Vannac happened upon yoga, as karma would have it, by chance, when he came to work at NataRaj Yoga as a receptionist in 2005. “I used to want to be a gangster,” he says. “I dressed and acted like one.” Like many Cambodian youths, Vannac was frustrated by a lack of opportunities, and succumbed easily to the temptations of gambling and alcohol. “I was on a destructive path,” he recalls. But five years later, his story is very diff erent.

“Yoga has changed my life. I am grounded, focused and healthy,” he says. In 2008, after a month of training at the Knoff Yoga School in Cairns, Vannac became Cambodia’s first qualified yoga instructor and now teaches at Kundalini Yoga as well as NataRaj, where he is also GM. He will soon become qualified to certify yoga instructors. “I feel great. I look great,” he says proudly. It’s an experience he wants to share with others.

Since its inception in 2008, Vannac has been working with seven yoga teacher trainees – some of whom are survivors of female trafficking – through the Kramma Yoga Cambodia project, a wing of NataRaj, which off ers trauma rehabilitation. “We use yoga to build confidence and strength, both mental and physical, says Vannac.”

Closely affiliated with Transitions Global, an NGO that empowers victims of human trafficking, the yoga project encourages the young women, who are

generally aged between 17 and 21, to take back control of their lives. In a country where it is uncommon to show emotion, least of all cry, from the safety of their yoga mats the girls are shown how to work through their anger and hurt.

“We use yoga to turn the negative into positive. If someone is feeling weak, we work on powerful positions, such as the mountain pose. We work on muscle strength and we talk to them in a strong voice. It changes their whole persona,” says Vannac.

“Many of these girls do not know how to express themselves, they do not have the luxury of self-analysis,” says Isabelle, adding that the project is hinged on the belief that practising physical awareness and empowerment leads to an ability to process emotions, and control subtler levels of behaviour.

The project is the first of its kind in the region.

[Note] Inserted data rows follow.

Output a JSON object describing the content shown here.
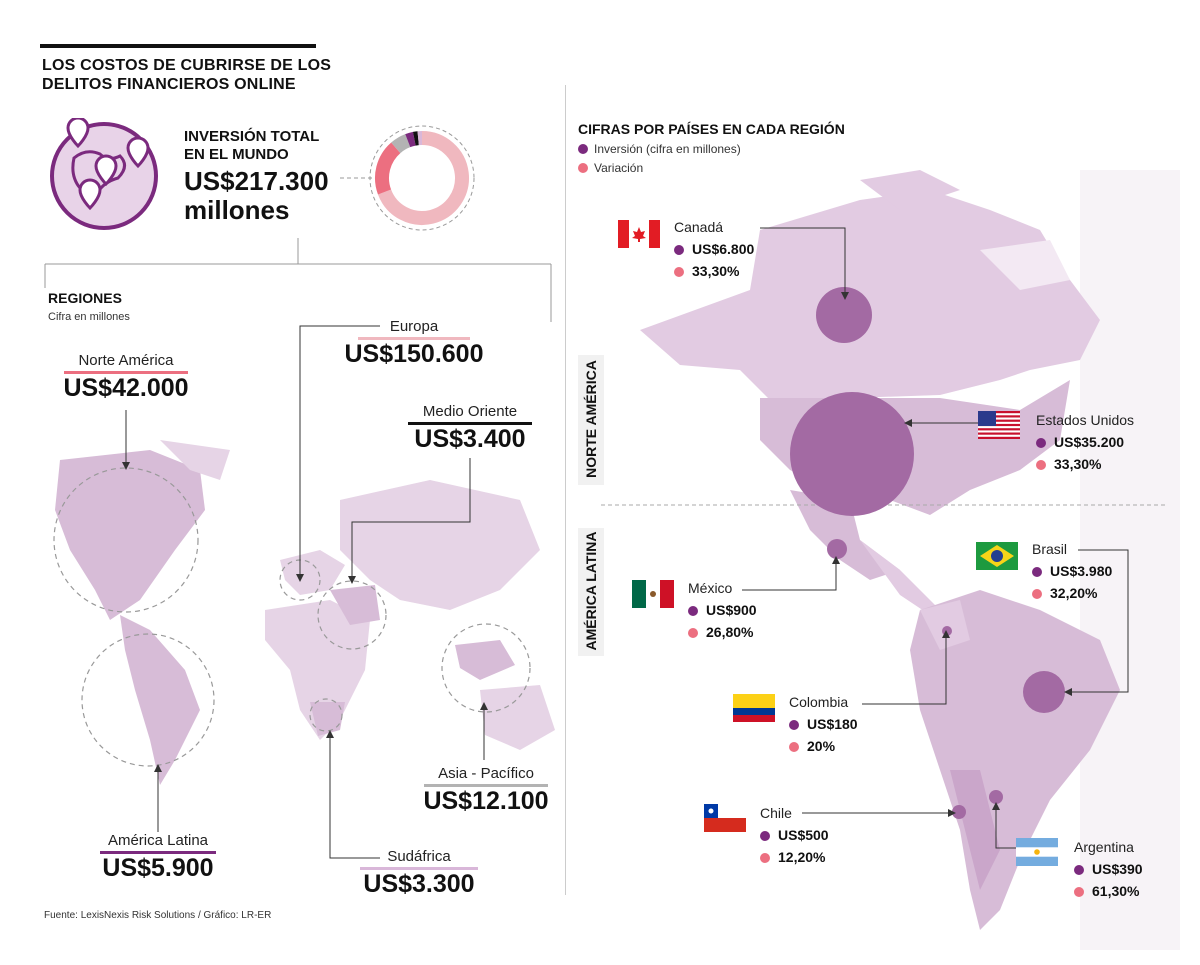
{
  "header": {
    "title_line1": "LOS COSTOS DE CUBRIRSE DE LOS",
    "title_line2": "DELITOS FINANCIEROS ONLINE"
  },
  "total": {
    "label_line1": "INVERSIÓN TOTAL",
    "label_line2": "EN EL MUNDO",
    "value_line1": "US$217.300",
    "value_line2": "millones",
    "donut_shares": [
      150600,
      42000,
      12100,
      5900,
      3400,
      3300
    ],
    "donut_colors": [
      "#f0b8bf",
      "#ec6f80",
      "#b3b3b3",
      "#7b2a7e",
      "#111111",
      "#d9b7d9"
    ]
  },
  "regions": {
    "title": "REGIONES",
    "subtitle": "Cifra en millones",
    "items": [
      {
        "name": "Norte América",
        "value": "US$42.000",
        "color": "#ec6f80"
      },
      {
        "name": "Europa",
        "value": "US$150.600",
        "color": "#f0b8bf"
      },
      {
        "name": "Medio Oriente",
        "value": "US$3.400",
        "color": "#111111"
      },
      {
        "name": "América Latina",
        "value": "US$5.900",
        "color": "#7b2a7e"
      },
      {
        "name": "Sudáfrica",
        "value": "US$3.300",
        "color": "#d9b7d9"
      },
      {
        "name": "Asia - Pacífico",
        "value": "US$12.100",
        "color": "#b3b3b3"
      }
    ]
  },
  "countries": {
    "title": "CIFRAS POR PAÍSES EN CADA REGIÓN",
    "legend_investment": "Inversión (cifra en millones)",
    "legend_variation": "Variación",
    "band_north": "NORTE AMÉRICA",
    "band_latam": "AMÉRICA LATINA",
    "investment_color": "#7b2a7e",
    "variation_color": "#ec6f80",
    "items": [
      {
        "name": "Canadá",
        "investment": "US$6.800",
        "variation": "33,30%"
      },
      {
        "name": "Estados Unidos",
        "investment": "US$35.200",
        "variation": "33,30%"
      },
      {
        "name": "México",
        "investment": "US$900",
        "variation": "26,80%"
      },
      {
        "name": "Brasil",
        "investment": "US$3.980",
        "variation": "32,20%"
      },
      {
        "name": "Colombia",
        "investment": "US$180",
        "variation": "20%"
      },
      {
        "name": "Chile",
        "investment": "US$500",
        "variation": "12,20%"
      },
      {
        "name": "Argentina",
        "investment": "US$390",
        "variation": "61,30%"
      }
    ]
  },
  "source": "Fuente: LexisNexis Risk Solutions / Gráfico: LR-ER"
}
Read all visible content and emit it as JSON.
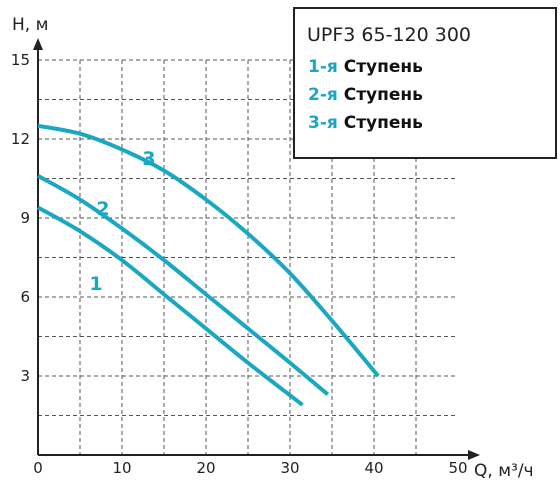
{
  "chart_data": {
    "type": "line",
    "title": "UPF3 65-120 300",
    "xlabel": "Q, м³/ч",
    "ylabel": "H, м",
    "xlim": [
      0,
      50
    ],
    "ylim": [
      0,
      15
    ],
    "x_ticks": [
      0,
      10,
      20,
      30,
      40,
      50
    ],
    "y_ticks": [
      3,
      6,
      9,
      12,
      15
    ],
    "grid": true,
    "legend_position": "top-right",
    "legend": [
      {
        "num": "1-я",
        "word": "Ступень"
      },
      {
        "num": "2-я",
        "word": "Ступень"
      },
      {
        "num": "3-я",
        "word": "Ступень"
      }
    ],
    "series": [
      {
        "name": "1",
        "x": [
          0,
          5,
          10,
          15,
          20,
          25,
          31.5
        ],
        "y": [
          9.4,
          8.5,
          7.4,
          6.1,
          4.8,
          3.5,
          1.9
        ]
      },
      {
        "name": "2",
        "x": [
          0,
          5,
          10,
          15,
          20,
          25,
          30,
          34.5
        ],
        "y": [
          10.6,
          9.7,
          8.6,
          7.4,
          6.1,
          4.8,
          3.5,
          2.3
        ]
      },
      {
        "name": "3",
        "x": [
          0,
          5,
          10,
          15,
          20,
          25,
          30,
          35,
          40.5
        ],
        "y": [
          12.5,
          12.2,
          11.6,
          10.8,
          9.7,
          8.4,
          6.9,
          5.1,
          3.0
        ]
      }
    ],
    "line_color": "#1aa7c4"
  }
}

One of the women was so traumatised when she first arrived, the organisation wasn’t sure she could be helped. She was suffering extreme disassociation, was prone to violent outbursts and was often found rocking in a corner, her eyes like empty shells. They brought her to Kramma Yoga and after a few months, they saw the light return to her eyes. “She became totally enamoured with yoga, it gave her a new lease of life,” he says.

As for the centre’s future, both Vannac and Isabelle have plans to expand their dream project. They hope to reach out to more women through yoga therapy, expand the reach of their Kids Yoga scheme that already works with 200-plus disadvantaged children, and expand their teacher-training programme to nurture Cambodia’s first generation of yoga teachers.

For Vannac, the learning process goes both ways. “The women have taught me a lot; we’ve had to learn to work with each other. I’ve had to step-up my game to make sure I don’t fail them.”